Een therapeut kijkt tijdens het onderzoek en de behandeling naar signalen van neuropathie. Tijdens de behandeling wordt gebruikgemaakt van dunne acupunctuurnaalden. Deze worden gebruikt om een zogenaamde "release" van de spier te verkrijgen. De spier wordt geprikkeld met een dunne naald.[4] In eerste instantie ontstaat een reflexmatige verkramping van de spier; dit wordt een Local twitch respons genoemd. Die wordt door de patiënt waargenomen. De bedoeling is dat naderhand de spier loslaat. Dat kan direct zijn (de patiënt voelt dan onmiddellijk een soort losheid), maar kan ook pas later optreden. Meer ontspanning in de spier betekent dat de doorbloeding kan toenemen en herstel kan optreden. De mobiliteit in de aanliggende gewrichten kan verbeteren. Het uiteindelijke doel van dry needling is dat de neuropathie zich geleidelijk herstelt. De pijn neemt af en de spier en gewrichtsfunctie neemt toe.

Dry needling is geen acupunctuur en heeft in tegenstelling tot acupunctuur geen energetisch kader en er wordt geen gebruik gemaakt van meridianen om de aanprikpunten te bepalen.[5]

Effectiviteit[bewerken | brontekst bewerken]

In een studie uit 2017 werd een overzicht gemaakt van alle data uit meerdere onderzoeken en controles die liepen tussen 2000 en 2015. Uit deze publicatie bleek dat er een bewezen effect is op korte termijn voor pijnbestrijding en beweging en kwaliteit van leven.

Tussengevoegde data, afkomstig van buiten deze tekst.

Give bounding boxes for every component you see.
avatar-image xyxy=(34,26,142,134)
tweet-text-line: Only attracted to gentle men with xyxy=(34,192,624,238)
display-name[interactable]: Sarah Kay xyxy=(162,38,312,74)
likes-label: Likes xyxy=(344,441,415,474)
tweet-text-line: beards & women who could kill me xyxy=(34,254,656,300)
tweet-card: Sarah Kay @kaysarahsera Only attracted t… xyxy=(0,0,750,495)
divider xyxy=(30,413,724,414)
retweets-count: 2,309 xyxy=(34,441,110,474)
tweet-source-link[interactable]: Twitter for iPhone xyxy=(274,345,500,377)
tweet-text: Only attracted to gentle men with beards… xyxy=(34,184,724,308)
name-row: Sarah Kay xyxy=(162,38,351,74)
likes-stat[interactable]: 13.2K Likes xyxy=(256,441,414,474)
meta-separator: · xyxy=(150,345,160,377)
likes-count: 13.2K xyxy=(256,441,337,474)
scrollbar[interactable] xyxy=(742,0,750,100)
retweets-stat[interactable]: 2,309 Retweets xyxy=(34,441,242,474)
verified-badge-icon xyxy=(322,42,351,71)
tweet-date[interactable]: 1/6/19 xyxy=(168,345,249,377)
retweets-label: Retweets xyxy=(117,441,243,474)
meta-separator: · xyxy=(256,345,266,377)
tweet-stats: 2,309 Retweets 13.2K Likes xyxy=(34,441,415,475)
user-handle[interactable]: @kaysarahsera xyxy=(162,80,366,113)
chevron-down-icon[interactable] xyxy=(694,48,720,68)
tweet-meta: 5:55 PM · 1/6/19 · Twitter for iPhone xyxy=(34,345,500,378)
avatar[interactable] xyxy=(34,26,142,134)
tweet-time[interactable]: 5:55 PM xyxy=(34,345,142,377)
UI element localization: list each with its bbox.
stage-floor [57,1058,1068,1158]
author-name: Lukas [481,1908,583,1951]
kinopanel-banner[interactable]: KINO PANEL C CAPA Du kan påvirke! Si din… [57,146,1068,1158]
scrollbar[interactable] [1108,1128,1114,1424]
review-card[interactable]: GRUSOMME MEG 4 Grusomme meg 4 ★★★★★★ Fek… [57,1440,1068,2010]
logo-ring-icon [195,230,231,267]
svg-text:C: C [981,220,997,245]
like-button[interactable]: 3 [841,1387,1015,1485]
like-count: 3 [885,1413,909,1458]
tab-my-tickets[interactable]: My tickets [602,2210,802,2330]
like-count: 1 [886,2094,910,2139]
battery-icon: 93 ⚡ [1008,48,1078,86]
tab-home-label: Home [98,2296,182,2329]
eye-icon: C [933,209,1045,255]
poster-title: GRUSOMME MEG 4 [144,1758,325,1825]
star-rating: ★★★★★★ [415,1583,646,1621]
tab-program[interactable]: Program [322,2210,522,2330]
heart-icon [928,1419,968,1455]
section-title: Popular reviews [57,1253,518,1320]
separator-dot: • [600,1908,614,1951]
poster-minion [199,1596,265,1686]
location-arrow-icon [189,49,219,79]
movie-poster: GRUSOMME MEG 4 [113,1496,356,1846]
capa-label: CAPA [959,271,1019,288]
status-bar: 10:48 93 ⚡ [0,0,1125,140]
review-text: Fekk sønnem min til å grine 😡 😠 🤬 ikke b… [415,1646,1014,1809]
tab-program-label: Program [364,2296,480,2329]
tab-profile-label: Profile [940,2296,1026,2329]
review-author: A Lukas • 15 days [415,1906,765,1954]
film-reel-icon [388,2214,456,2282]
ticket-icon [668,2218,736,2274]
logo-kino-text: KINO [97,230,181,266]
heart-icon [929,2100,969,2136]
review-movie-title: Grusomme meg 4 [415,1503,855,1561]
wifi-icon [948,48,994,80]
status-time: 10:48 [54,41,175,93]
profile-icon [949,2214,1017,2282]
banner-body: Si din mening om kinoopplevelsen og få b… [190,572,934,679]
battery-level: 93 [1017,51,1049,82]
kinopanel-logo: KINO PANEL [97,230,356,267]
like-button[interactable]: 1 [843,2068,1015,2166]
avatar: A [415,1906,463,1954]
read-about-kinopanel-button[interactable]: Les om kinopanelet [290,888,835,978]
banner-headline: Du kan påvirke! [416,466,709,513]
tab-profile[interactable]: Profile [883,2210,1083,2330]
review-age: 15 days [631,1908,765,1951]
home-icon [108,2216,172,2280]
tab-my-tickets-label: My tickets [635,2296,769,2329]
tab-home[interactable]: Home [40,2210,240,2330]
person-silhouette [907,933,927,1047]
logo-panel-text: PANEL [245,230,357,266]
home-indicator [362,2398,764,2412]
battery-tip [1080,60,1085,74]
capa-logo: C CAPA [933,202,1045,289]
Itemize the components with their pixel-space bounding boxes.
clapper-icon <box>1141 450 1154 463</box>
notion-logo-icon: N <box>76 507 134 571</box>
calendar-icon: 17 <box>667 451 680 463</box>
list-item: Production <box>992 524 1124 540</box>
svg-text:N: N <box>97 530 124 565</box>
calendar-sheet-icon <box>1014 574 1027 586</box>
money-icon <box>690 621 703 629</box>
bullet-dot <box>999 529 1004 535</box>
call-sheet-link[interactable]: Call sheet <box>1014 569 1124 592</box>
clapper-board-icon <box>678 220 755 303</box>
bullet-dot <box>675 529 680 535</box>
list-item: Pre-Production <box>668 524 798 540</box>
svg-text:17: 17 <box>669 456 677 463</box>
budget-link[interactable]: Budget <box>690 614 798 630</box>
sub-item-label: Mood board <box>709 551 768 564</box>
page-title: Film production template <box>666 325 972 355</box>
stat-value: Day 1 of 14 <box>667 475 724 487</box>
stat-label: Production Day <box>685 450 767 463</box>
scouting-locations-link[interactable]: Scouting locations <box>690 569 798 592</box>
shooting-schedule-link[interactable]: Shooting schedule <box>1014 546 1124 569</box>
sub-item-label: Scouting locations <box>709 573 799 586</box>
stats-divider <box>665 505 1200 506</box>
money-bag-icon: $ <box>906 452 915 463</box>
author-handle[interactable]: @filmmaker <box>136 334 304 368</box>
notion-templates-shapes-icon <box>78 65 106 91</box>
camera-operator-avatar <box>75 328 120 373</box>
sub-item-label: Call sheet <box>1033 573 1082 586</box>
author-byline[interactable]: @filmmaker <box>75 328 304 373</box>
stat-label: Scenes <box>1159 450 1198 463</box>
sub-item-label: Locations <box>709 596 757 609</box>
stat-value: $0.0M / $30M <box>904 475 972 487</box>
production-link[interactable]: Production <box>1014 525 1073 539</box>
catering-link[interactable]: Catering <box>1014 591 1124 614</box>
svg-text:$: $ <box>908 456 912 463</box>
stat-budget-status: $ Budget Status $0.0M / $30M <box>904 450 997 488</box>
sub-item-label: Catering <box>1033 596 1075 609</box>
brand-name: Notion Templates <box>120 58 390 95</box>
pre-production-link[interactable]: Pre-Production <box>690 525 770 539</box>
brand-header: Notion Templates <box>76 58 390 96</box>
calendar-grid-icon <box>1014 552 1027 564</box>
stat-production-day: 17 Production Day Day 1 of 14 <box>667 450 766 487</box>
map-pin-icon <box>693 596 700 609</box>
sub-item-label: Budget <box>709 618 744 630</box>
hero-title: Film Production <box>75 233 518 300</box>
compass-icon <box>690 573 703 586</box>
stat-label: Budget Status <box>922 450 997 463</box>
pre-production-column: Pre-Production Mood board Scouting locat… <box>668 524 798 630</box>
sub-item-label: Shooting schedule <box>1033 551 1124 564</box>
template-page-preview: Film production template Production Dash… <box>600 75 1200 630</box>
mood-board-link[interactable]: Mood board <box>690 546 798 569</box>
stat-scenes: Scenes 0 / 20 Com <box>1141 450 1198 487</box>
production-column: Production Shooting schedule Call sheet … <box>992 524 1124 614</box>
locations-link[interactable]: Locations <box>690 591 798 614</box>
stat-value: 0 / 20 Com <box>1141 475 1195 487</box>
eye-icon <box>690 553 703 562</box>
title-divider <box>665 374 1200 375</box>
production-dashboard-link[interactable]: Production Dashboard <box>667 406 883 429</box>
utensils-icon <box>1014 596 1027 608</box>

Sluitend bewijs voor beter slaapcomfort en vervanging van medicatie voor pijnbestrijding werd er echter niet gevonden.[6] Ook eerdere onderzoeken uit 2016 bewezen een effectiviteit op een of meerdere aspecten, maar daarbij wel een niet-sluitend effect voor andere aspecten.[7] Ook volgens het Koninklijk Nederlands Genootschap voor Fysiotherapie is het bewijs voor de effectiviteit van dry needling niet sluitend.[8] De Vereniging tegen de Kwakzalverij noemt de effectiviteit niet bewezen en stelt dat eventuele effecten vooral placebo-effecten zijn.[8] Dry needling zou een riskantere behandeling zijn dan behandelwijzen waarbij geen naalden in spieren worden gestoken.[9] Bij nekpijn raadt het Koninklijk Nederlands Genootschap voor Fysiotherapie de toepassing van dry needling zelf ook af in de eigen richtlijn, vanwege het risico op prikletsel.[10]

Nederland[bewerken | brontekst bewerken]

In Nederland wordt de behandeling uitgevoerd door fysiotherapeuten en is in 2007 door het Koninklijk Nederlands Genootschap voor Fysiotherapie opgenomen in hun beroepsprofiel. Volgens de Vereniging tegen de Kwakzalverij worden met de behandeling myogelosen in de spier aangeprikt, die normaliter vanzelf genezen.[9] Ze oordeelt dat er geen bewijs is dat dry needling effectiever is dan het warm houden van de spieren of een verlichtende massage te geven.[9]